Despite the tepid top-line trends, J.M. Smucker continues to ring out cost savings from the purchase of Folgers from Procter & Gamble (NYSE:PG) in mid-2008. Coffee is the largest sales category and also now accounts for the bulk of company profits. For the fourth quarter, domestic retail coffee made up 47.9% of total company operating income of $263.9 million, despite a 15% segmental decline from last year's fourth quarter. The other three divisions saw healthy profit jumps, but still posted lower profit margins than the coffee unit. (Learn more about M&A, read The Basics Of Mergers And Acquisitions.)
Higher gross margins and a huge reduction in merger charges boosted net income 28% to $120.6 million, or $1.01 per diluted share. This was well ahead of analyst projections.
Full year results benefited from the addition of Folgers to the corporate fold. Total reported sales grew 23% to $4.6 billion while the reduction in merger-related costs played a primary role in boosting operating income 75% to $790 million. Net income jumped 86% to $494.1 million, or $4.15 per diluted share.
J.M. Smucker expects sales for the coming year to grow 3% from organic means and earnings between $4.50 and $4.60 per diluted share, though this excludes 55 cents to 60 cents in more merger charges. Longer term, management's goal is to grow the top line 6% and earnings 8% annually.
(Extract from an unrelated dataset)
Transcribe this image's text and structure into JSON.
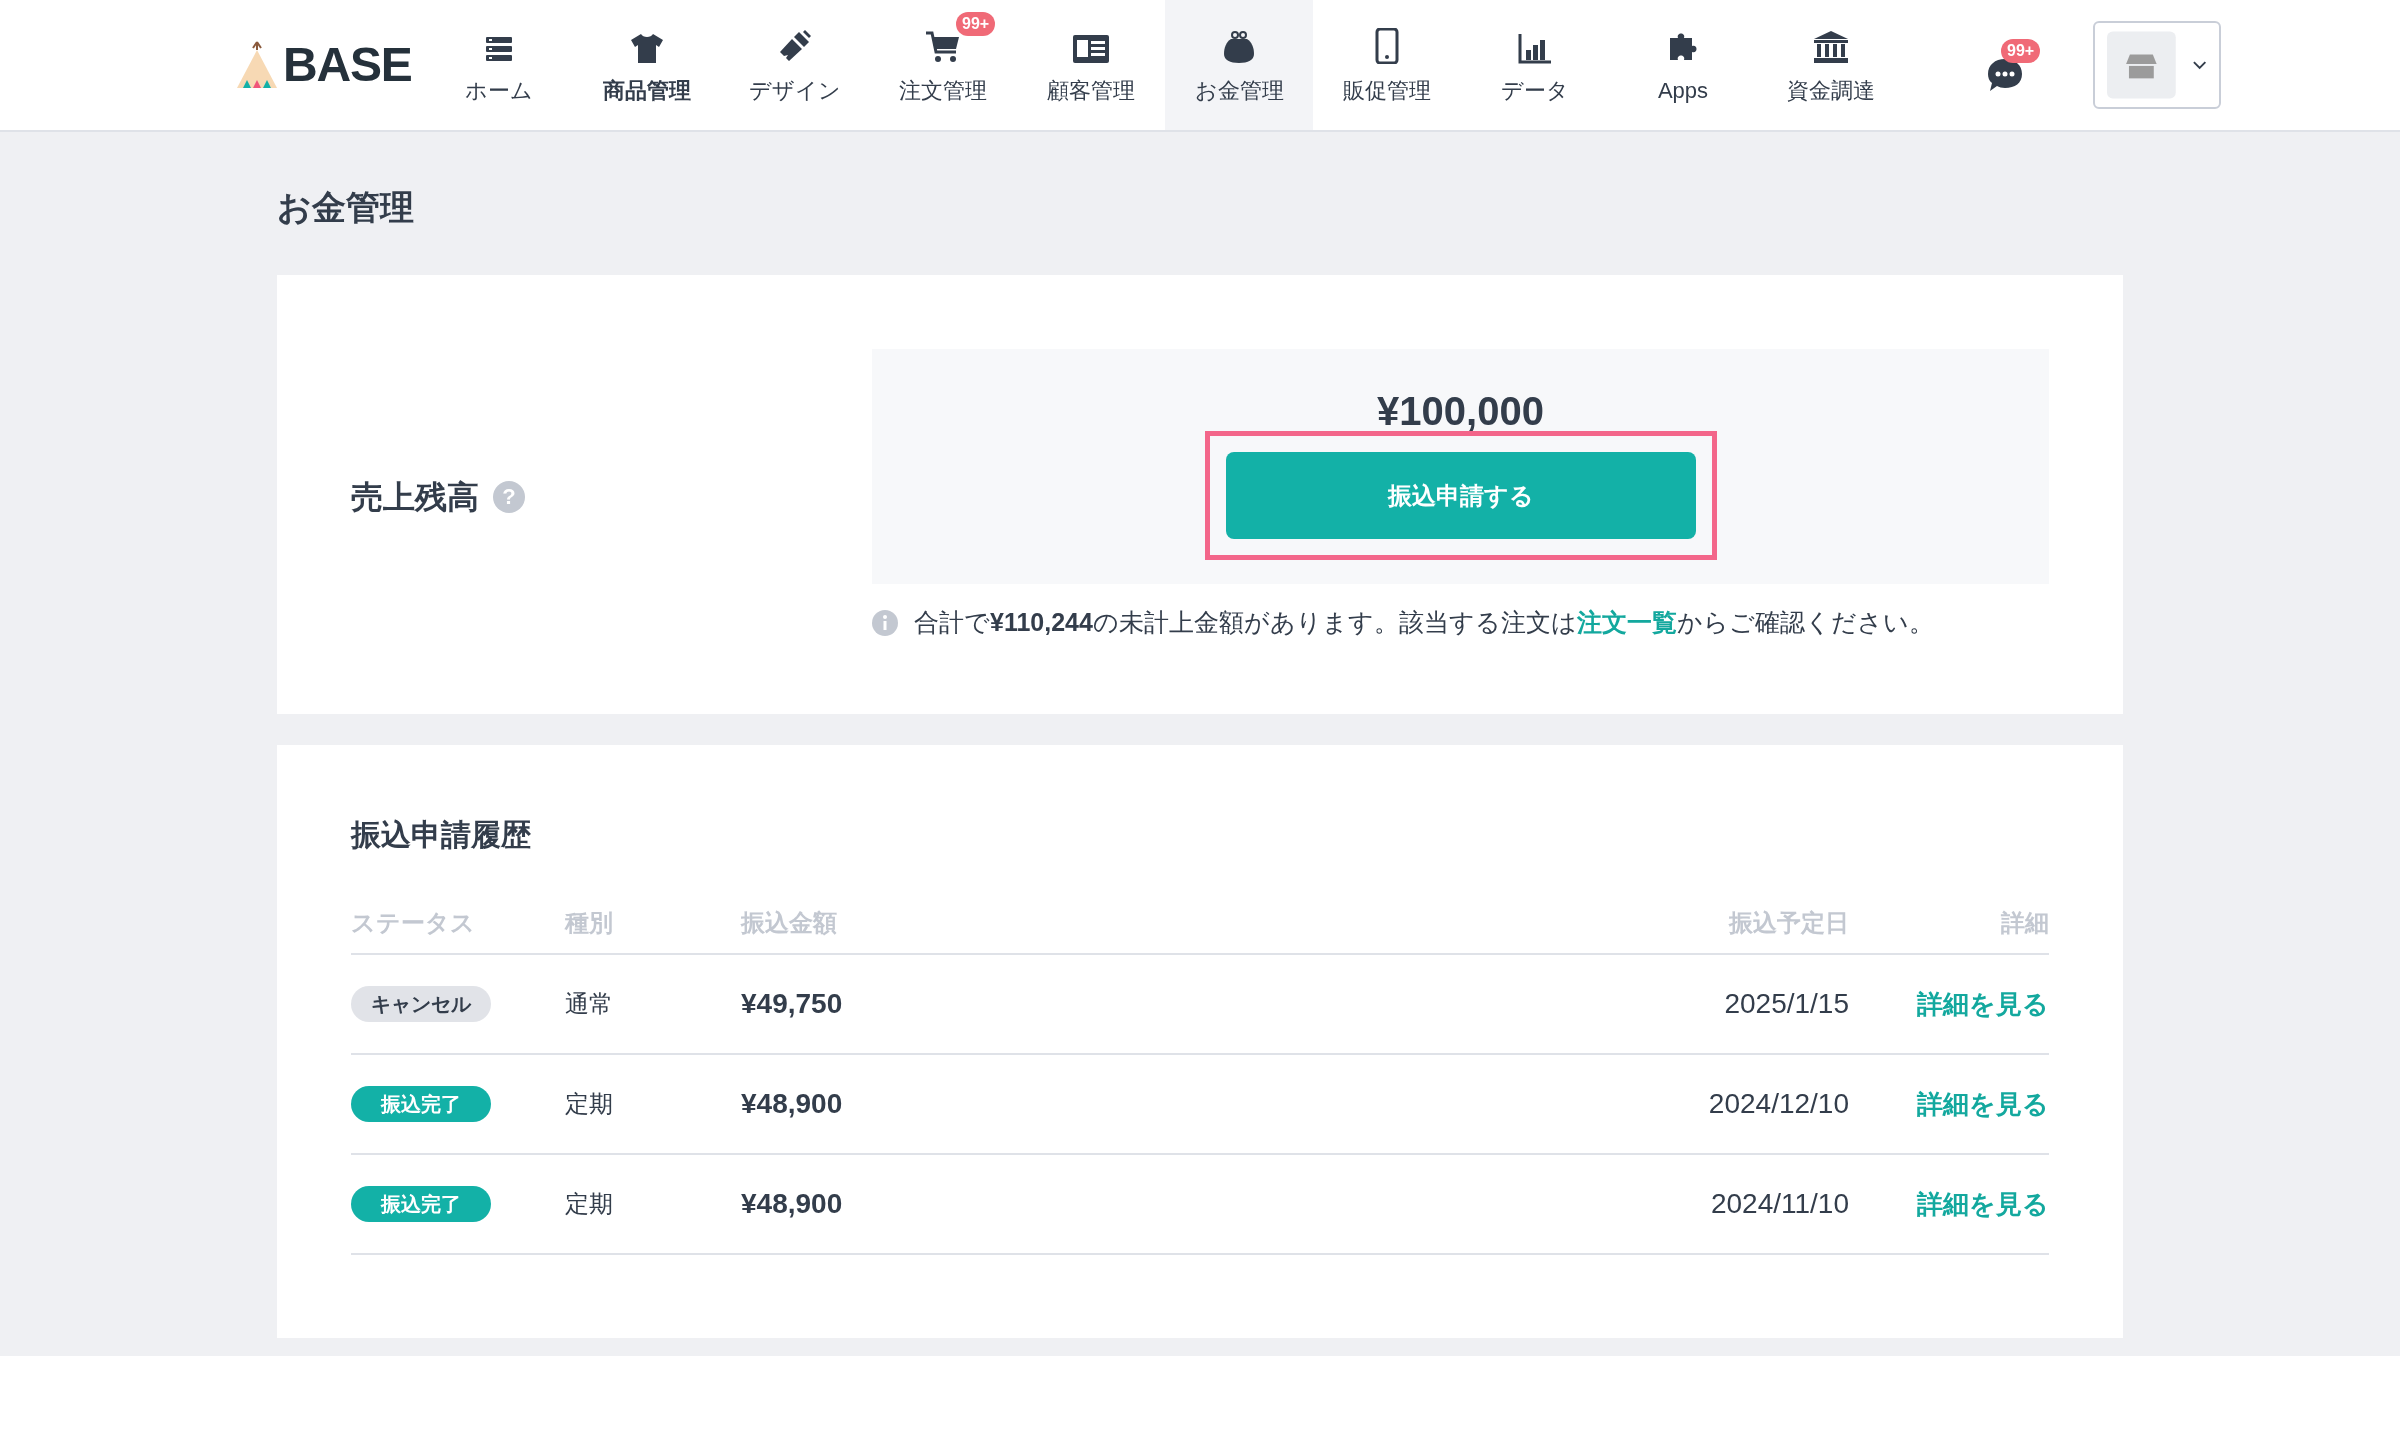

Free cash flow improved markedly at J.M. Smucker, growing 70.5% to $576.5 million, or approximately $4.84 per diluted share. Yet despite the improvement, returns on invested capital weren't overly impressive at 9.7%.
At a forward P/E ratio of just below 14, Smucker trades slightly below the mid-teens multiples of larger packaged-good rivals including P&G, Unilever (NYSE:UL), and HJ Heinz (NYSE:HNZ). Its primary focus on food and coffee offers a very stable sales base and the addition of Folgers has boosted overall company profitability. However, it has also added a slow-growing brand that accounts for the bulk of total sales and leaves the shares somewhat unappetizing.